Au réfectoire, elle et Robb s’assirent ensemble, comme d’habitude. C’est à peine s’ils s’avouaient qu’ils formaient un couple, même si chacun savait de quoi il retournait et faisait mine de ne rien avoir remarqué. Installé en face d’elle, le jeune Noir parlait des manœuvres qu’il escomptait effectuer avec ses escadrons de Rémoras. Il évitait toute discussion ayant trait au siège, car il savait combien cela dérangeait Tasia.
Elle prit à un distributeur un café pour chacun d’eux pendant qu’il apportait des plateaux de pâte nutritive – parfumée au bœuf, ce soir. Avant que Tasia ait pu en prendre une bouchée, l’écran mural du réfectoire s’alluma. Le roi Peter se lança dans un éloge des assiégeants, qui avaient « restitué l’ekti dont la Ligue Hanséatique a si grand besoin ». Il délivra également un avertissement, ferme mais d’une voix quelque peu terne, comme s’il lisait un texte.
« Tous les humains doivent coopérer pour mener à bien notre lutte. Les colonies ne doivent pas faire passer leurs intérêts personnels avant ceux de l’humanité. »
— Merdre, Brindle, grommela Tasia du bout des lèvres, avec tout le carburant interstellaire qu’on a saisi, tu crois qu’il y aura une augmentation générale des salaires ?
Le sarcasme le fit tiquer.
— Toutes les colonies ont reçu le même ordre de rationnement. Il n’y a ni traitement de faveur, ni bouc émissaire. Est-ce qu’on était censés laisser les Yrekiens se moquer de nous ?
Les yeux de Tasia flamboyèrent.
— Les colonies ne disposent pas de ressources identiques au départ. Tout le monde n’est pas en position de survivre aux mesures d’austérité. Si une colonie vit déjà sur le fil du rasoir, elle ne peut se permettre de réduire encore ses capacités. C’est juste idiot. (Elle sirota son café amer en regardant le roi achever son allocution. Elle se rappelait le désespoir qu’elle avait lu sur le visage du gouverneur d’Yreka.) Les Vagabonds se seraient serré les coudes.
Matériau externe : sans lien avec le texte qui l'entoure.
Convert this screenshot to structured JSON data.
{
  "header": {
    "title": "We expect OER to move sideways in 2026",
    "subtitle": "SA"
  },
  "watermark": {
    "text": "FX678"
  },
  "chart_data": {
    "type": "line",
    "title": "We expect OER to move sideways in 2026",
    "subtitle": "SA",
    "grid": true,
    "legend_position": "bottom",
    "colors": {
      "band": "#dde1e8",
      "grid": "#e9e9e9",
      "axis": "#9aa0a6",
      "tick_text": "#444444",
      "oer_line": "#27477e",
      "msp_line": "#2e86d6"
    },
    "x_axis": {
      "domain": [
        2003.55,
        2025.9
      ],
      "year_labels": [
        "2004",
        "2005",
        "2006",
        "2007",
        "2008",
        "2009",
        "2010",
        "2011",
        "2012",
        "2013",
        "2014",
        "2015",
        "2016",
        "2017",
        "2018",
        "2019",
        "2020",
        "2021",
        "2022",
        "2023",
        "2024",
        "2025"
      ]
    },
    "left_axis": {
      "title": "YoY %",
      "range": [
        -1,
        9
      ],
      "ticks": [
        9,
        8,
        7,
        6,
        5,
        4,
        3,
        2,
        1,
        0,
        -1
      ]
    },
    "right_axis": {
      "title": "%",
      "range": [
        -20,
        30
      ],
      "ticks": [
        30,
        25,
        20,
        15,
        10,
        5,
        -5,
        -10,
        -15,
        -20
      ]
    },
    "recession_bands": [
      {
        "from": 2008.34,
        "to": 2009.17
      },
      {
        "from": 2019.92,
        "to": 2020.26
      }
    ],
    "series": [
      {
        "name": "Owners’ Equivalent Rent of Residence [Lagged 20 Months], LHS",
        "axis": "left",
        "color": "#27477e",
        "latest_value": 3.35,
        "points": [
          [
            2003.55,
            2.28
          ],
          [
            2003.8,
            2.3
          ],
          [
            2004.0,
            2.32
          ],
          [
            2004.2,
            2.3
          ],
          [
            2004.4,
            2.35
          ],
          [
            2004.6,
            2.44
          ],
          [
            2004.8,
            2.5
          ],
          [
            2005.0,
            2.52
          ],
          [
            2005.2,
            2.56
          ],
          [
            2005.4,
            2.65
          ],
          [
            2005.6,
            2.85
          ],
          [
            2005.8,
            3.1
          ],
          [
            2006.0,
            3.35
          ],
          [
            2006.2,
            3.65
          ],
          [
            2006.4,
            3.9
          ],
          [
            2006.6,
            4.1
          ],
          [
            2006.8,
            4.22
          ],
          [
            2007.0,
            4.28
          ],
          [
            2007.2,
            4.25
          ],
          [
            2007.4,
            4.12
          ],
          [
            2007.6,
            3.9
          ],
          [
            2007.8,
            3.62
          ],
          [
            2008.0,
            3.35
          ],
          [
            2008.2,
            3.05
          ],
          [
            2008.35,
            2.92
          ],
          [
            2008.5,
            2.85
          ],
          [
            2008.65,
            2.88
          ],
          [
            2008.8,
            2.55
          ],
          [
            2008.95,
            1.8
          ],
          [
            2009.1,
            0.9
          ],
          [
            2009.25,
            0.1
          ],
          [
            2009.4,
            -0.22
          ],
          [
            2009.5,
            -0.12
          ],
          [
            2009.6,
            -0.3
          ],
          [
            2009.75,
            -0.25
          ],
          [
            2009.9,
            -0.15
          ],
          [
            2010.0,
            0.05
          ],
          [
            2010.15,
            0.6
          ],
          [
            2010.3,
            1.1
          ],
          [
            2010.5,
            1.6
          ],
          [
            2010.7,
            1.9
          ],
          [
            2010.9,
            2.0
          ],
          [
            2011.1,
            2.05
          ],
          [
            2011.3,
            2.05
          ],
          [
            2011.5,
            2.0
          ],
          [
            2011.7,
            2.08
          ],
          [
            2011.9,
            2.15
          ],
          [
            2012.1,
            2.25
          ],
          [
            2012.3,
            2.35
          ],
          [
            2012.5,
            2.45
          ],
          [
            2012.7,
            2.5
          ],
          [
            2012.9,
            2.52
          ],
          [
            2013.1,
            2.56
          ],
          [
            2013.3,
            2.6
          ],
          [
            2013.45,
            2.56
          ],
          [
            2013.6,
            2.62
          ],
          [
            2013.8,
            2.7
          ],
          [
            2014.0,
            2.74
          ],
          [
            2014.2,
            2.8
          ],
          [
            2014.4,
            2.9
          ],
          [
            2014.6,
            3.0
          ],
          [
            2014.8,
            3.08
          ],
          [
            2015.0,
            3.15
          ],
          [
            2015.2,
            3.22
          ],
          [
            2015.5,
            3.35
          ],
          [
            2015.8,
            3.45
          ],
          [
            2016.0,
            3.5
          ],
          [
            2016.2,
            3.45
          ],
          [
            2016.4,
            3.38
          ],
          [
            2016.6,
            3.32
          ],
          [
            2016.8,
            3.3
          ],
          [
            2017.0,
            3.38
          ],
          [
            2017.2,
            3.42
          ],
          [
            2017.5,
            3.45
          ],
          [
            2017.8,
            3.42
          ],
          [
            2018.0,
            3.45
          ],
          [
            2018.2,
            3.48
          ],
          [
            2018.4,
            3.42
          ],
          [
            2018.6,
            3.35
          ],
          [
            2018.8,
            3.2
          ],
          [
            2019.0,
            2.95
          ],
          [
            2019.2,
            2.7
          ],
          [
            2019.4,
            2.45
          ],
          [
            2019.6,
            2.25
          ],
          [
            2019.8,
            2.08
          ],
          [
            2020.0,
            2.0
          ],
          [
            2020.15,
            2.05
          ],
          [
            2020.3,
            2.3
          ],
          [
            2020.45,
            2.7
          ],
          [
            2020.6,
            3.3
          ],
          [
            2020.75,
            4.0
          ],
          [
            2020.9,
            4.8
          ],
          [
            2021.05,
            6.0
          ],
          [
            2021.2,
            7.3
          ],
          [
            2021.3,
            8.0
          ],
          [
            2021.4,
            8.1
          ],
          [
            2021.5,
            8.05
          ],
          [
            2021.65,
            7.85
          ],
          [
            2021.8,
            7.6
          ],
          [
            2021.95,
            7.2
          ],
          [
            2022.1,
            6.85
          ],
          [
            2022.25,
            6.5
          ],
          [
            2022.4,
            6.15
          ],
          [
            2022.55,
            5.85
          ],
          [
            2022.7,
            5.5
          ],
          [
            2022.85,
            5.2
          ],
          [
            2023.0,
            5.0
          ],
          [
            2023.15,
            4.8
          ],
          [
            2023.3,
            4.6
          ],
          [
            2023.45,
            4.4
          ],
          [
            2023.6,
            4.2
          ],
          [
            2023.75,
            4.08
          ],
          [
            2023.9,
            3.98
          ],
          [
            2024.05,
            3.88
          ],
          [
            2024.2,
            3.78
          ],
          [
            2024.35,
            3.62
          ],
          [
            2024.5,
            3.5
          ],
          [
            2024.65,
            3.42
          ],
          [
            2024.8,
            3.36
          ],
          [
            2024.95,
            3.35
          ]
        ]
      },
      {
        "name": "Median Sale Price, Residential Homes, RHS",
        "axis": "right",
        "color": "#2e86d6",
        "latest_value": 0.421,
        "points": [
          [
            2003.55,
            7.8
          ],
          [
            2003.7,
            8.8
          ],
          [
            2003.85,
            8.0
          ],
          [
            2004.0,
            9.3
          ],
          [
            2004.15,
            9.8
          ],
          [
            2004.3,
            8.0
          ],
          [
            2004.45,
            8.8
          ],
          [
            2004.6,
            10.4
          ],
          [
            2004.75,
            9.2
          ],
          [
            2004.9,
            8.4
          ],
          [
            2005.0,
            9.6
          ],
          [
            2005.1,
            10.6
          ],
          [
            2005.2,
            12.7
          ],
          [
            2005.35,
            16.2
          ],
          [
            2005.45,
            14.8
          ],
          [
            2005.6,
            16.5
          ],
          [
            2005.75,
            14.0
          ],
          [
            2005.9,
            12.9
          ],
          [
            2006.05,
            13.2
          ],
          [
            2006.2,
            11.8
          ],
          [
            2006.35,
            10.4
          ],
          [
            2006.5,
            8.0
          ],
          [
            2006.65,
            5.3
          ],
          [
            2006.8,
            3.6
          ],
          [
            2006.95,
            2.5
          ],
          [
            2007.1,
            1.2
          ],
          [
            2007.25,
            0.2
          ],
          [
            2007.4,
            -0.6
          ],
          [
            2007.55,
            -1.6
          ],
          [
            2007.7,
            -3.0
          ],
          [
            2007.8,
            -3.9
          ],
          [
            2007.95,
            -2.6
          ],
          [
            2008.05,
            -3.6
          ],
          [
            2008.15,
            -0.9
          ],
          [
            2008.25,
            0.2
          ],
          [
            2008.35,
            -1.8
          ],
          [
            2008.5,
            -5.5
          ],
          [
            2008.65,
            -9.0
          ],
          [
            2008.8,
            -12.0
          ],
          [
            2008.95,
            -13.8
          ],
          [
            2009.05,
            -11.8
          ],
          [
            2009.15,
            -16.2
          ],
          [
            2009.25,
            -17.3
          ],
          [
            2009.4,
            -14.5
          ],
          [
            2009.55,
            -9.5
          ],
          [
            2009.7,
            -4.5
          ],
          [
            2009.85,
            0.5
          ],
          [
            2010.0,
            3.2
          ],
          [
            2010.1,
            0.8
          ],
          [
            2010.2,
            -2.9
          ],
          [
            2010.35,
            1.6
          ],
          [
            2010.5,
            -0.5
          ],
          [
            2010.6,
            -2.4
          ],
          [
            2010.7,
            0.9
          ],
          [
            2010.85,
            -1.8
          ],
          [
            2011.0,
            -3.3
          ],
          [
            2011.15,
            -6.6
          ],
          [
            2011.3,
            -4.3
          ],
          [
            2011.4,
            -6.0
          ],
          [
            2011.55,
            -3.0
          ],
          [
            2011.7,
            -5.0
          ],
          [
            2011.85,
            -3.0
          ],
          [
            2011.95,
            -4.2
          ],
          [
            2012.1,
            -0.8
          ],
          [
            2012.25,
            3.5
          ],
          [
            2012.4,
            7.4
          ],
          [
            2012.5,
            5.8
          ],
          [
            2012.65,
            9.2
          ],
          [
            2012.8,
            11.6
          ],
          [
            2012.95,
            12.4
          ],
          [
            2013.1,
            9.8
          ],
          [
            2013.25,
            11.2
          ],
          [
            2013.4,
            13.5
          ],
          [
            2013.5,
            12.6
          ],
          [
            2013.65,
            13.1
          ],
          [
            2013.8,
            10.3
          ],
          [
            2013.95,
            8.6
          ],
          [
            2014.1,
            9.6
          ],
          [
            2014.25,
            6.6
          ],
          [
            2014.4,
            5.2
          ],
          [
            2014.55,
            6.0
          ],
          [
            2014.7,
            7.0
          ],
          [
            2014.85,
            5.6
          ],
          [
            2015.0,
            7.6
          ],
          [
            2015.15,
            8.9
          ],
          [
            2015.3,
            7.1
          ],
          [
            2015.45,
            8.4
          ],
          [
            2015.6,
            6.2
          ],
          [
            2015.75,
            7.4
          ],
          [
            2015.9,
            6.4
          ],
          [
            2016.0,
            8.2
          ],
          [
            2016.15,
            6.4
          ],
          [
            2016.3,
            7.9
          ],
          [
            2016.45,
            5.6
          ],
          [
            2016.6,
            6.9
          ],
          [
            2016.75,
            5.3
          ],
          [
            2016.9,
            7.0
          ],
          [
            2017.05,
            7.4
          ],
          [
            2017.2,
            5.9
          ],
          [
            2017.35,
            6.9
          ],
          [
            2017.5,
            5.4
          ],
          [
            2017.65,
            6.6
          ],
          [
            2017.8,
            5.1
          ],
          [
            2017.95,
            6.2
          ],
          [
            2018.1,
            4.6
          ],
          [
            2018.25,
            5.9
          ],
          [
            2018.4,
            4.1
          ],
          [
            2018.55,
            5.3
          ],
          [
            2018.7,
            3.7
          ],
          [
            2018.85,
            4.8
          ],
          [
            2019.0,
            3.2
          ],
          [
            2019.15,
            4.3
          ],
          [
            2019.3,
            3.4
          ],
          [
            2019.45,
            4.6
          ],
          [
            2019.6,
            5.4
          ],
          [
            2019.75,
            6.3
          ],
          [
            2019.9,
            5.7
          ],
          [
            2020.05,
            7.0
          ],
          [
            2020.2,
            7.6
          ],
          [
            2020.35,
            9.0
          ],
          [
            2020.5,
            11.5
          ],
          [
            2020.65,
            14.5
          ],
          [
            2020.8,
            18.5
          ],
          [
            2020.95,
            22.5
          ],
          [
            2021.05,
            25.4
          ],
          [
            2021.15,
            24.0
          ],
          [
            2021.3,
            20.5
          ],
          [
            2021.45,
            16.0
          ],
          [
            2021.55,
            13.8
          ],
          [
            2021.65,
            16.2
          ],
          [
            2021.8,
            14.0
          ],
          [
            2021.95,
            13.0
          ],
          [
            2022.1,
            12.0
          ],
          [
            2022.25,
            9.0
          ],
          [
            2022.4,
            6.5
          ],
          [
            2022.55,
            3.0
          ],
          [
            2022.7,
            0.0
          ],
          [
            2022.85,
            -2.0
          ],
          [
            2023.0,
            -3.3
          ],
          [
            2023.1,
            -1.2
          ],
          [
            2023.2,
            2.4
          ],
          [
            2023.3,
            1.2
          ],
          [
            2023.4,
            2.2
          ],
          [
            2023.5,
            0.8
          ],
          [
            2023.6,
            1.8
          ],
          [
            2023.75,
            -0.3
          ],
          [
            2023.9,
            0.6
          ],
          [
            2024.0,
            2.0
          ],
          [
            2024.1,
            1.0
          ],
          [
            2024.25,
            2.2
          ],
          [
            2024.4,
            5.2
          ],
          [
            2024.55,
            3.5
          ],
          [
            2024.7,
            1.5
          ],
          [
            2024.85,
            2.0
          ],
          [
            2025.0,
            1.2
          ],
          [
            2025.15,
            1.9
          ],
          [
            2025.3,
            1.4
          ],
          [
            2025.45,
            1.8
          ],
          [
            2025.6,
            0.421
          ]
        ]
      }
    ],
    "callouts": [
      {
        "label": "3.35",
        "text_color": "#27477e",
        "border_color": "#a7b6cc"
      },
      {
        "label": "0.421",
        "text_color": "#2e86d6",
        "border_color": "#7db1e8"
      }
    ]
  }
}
Ils s’entraident, quand les temps sont durs.
Robb posa la main sur son avant-bras, pour lui faire savoir ce qu’il pensait réellement.
— Il y a toujours plus d’un point de vue. Tu vois les choses sous l’angle des Vagabonds. Je ne veux pas me disputer avec toi. Eh, moi aussi je suis désolé pour les Yrekiens.
— Mais tu ne peux rien y faire, dit-elle.
— Non. Pas plus que toi.
Tasia savait qu’il avait raison. Elle regagna ses quartiers et se récura avec des éponges à solvant. Elle espérait que leur prochaine mission lui permettrait d’affronter un véritable ennemi, pour changer.